Ezra's Bookshelf

Metaphors We Live By

by George Lakoff and Mark Johnson · 292 pages

George Lakoff and Mark Johnson argue that metaphor is not merely a literary device but a fundamental structure of human thought. The book, first published in 1980 and now a classic of cognitive linguistics, demonstrates that we understand abstract concepts--time, argument, love, morality--through metaphors rooted in bodily experience. We speak of 'wasting time' because we conceptualize time as a limited resource; we 'attack' positions in argument because we conceptualize argument as war; we describe relationships as 'journeys' because we understand love in terms of physical movement toward a destination. Lakoff, a linguist at Berkeley, and Johnson, a philosopher, catalog hundreds of such metaphors, showing how they shape perception without our noticing. The book challenges the traditional view that language transparently represents reality, arguing instead that metaphors create the reality we experience.
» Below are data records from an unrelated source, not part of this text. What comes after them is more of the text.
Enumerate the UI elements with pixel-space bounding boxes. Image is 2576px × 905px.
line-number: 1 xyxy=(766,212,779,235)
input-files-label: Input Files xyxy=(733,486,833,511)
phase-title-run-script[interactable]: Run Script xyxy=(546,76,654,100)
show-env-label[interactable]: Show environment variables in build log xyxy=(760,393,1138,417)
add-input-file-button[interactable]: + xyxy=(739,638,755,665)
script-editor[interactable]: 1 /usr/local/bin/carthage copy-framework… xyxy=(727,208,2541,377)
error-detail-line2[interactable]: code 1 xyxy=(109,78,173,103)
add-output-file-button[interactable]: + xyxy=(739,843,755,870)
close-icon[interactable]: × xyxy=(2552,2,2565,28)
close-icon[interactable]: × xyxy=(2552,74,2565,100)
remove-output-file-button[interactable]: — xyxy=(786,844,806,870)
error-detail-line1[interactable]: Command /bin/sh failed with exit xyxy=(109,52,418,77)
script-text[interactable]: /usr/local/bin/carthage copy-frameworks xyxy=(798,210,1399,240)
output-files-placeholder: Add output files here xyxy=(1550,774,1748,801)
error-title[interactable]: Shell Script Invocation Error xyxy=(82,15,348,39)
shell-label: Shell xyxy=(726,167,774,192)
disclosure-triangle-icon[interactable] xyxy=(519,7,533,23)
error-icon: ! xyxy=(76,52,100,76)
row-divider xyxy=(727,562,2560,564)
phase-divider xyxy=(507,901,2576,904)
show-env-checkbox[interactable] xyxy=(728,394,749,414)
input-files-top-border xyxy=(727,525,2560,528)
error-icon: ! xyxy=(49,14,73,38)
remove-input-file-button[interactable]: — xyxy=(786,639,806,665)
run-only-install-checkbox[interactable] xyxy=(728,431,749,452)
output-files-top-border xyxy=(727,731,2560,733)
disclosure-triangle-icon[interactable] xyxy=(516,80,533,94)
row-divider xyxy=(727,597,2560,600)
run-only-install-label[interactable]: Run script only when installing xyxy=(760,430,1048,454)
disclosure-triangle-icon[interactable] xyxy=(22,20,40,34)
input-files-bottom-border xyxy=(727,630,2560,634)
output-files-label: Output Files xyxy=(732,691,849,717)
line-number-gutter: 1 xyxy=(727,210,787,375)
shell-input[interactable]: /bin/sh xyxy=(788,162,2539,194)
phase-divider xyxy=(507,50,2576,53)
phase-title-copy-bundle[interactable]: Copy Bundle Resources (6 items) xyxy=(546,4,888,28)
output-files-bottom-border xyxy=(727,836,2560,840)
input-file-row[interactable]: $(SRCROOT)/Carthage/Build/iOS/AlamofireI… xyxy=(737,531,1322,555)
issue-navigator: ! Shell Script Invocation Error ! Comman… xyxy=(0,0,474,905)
Different metaphors make different aspects salient and obscure others: treating argument as war emphasizes winning and losing while ignoring the collaborative construction of understanding. The book's implications extend beyond linguistics to philosophy, psychology, and politics--wherever metaphorical framing shapes what we can think and say. Lakoff and Johnson write accessibly for general readers while making arguments that have transformed how scholars across disciplines understand language and cognition.